Key facts
- The Estonian Language Institute (ELI) released a "Propaganda Resistance" benchmark for LLMs.
- The benchmark ranks dozens of LLMs on their ability to avoid promoting Russian strategic narratives.
- Researchers developed questions in English, Estonian, and Russian, including neutral, biased, and malicious prompts.
- An AI model, calibrated with Propastop experts, judged the LLMs' responses.
- The test assessed models' ability to push back on propaganda without external search tools.
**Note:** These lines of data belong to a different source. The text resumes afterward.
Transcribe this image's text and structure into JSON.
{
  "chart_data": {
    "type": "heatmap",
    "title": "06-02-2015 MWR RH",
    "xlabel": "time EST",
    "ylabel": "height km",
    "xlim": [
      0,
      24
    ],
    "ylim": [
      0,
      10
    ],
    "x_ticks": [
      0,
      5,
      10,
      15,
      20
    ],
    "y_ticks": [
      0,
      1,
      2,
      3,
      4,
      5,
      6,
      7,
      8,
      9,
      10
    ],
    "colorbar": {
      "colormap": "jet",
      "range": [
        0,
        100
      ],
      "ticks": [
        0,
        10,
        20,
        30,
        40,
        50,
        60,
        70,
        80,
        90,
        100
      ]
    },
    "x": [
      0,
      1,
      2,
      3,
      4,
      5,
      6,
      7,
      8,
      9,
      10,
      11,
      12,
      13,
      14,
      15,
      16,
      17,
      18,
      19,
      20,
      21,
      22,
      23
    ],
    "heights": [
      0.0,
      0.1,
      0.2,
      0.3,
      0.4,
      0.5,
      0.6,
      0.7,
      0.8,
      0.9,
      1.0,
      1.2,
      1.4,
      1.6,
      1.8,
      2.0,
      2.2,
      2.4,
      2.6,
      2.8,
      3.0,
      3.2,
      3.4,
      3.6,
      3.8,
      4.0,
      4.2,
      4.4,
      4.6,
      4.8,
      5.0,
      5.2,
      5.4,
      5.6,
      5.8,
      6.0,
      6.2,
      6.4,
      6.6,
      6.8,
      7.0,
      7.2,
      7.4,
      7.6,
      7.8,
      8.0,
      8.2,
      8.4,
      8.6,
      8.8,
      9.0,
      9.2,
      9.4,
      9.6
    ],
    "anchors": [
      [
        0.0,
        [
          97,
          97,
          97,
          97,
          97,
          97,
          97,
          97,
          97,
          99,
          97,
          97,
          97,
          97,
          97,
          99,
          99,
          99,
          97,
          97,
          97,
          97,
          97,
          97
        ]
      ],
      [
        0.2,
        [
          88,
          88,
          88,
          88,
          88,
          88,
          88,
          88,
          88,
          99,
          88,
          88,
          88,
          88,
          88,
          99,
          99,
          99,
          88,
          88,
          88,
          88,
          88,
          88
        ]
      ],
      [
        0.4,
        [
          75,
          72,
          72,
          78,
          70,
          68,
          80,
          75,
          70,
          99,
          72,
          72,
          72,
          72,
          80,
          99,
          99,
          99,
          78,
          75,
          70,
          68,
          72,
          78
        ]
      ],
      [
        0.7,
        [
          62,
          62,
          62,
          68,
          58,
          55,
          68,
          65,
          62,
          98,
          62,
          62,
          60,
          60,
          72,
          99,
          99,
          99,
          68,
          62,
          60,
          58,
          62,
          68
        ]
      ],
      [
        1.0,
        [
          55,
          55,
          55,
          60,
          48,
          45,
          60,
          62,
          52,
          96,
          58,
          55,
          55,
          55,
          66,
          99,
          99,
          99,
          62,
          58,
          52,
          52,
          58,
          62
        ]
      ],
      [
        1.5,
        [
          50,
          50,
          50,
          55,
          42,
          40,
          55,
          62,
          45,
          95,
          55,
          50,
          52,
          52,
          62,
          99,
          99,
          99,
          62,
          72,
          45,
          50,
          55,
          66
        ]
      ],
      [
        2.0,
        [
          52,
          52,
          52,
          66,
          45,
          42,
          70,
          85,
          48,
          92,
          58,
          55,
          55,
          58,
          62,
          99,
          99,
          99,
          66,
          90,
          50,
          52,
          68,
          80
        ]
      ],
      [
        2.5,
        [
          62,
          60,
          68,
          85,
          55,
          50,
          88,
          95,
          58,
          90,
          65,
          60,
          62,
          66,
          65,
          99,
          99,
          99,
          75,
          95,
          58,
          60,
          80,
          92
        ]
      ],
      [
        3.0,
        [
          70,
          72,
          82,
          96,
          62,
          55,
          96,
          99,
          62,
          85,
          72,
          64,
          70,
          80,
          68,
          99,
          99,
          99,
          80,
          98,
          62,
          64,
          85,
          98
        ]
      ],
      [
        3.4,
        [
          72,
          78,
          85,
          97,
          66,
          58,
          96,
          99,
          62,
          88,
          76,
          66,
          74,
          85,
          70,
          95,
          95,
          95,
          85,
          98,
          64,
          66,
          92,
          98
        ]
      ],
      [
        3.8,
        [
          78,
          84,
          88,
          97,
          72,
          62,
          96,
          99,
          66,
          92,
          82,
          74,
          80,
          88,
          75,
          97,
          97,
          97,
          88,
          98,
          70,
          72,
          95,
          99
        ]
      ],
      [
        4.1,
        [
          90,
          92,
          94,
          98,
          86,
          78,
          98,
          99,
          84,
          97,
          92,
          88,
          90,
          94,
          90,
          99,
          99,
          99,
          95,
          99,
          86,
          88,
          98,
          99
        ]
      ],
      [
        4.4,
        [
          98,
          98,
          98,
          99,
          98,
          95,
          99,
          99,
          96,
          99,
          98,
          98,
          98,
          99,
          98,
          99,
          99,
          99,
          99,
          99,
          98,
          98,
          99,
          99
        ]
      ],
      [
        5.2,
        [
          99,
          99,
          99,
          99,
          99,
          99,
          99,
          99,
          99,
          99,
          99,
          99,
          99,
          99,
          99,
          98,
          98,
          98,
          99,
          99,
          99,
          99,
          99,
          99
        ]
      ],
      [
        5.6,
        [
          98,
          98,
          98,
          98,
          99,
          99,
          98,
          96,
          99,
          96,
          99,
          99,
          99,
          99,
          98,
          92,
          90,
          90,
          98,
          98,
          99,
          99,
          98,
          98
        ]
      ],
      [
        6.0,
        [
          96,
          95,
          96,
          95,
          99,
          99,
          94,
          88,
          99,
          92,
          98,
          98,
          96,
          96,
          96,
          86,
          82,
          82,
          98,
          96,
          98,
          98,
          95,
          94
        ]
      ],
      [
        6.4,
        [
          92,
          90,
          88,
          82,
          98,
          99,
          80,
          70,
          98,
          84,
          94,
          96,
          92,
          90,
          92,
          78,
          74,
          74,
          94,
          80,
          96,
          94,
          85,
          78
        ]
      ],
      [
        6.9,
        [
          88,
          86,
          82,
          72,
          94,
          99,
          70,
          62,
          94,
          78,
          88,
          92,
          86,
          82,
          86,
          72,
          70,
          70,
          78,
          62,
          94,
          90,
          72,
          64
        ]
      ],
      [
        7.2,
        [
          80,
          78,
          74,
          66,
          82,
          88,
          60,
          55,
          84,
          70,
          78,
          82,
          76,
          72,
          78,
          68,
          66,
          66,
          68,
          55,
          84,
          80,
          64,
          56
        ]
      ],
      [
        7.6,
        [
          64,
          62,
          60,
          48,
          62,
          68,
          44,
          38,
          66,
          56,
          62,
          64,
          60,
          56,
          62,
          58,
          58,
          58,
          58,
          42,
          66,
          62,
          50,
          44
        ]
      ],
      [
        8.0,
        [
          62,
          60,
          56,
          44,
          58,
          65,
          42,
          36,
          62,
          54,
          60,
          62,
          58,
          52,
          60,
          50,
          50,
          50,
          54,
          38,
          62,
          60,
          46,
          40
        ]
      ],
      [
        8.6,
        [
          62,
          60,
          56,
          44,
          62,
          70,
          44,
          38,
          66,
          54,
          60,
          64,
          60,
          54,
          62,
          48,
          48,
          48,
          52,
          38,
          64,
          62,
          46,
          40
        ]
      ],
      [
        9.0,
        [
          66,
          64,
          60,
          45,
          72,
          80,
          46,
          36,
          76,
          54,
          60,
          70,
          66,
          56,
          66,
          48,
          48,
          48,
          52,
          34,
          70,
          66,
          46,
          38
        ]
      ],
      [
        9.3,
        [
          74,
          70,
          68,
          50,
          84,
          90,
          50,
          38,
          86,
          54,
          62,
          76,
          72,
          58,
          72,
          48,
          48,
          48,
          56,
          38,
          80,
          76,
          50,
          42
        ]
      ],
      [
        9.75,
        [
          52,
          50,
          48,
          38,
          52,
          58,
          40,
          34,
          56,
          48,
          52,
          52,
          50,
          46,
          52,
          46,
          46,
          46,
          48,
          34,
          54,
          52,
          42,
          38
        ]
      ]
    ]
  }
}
The Estonian Language Institute (ELI), in collaboration with the volunteer defense collective Propastop, has developed a new benchmark to assess the propaganda resistance of large language models (LLMs). This initiative stems from concerns among Estonian officials regarding the potential for LLMs to disseminate propaganda from foreign adversaries, particularly Russia. The benchmark evaluates dozens of LLMs on their capacity to avoid adopting or promoting narratives central to Russia's strategic communication efforts. Researchers created a series of questions across 14 identified categories of Russian influence operations. These questions were designed in neutral, biased (based on false assumptions from Russian propaganda), and malicious formats, and were presented to the models in English, Estonian, and Russian. The models' responses were then evaluated by a separate AI model, calibrated against the expertise of Propastop specialists, to determine their ability to counter propaganda narratives without relying on external web search capabilities.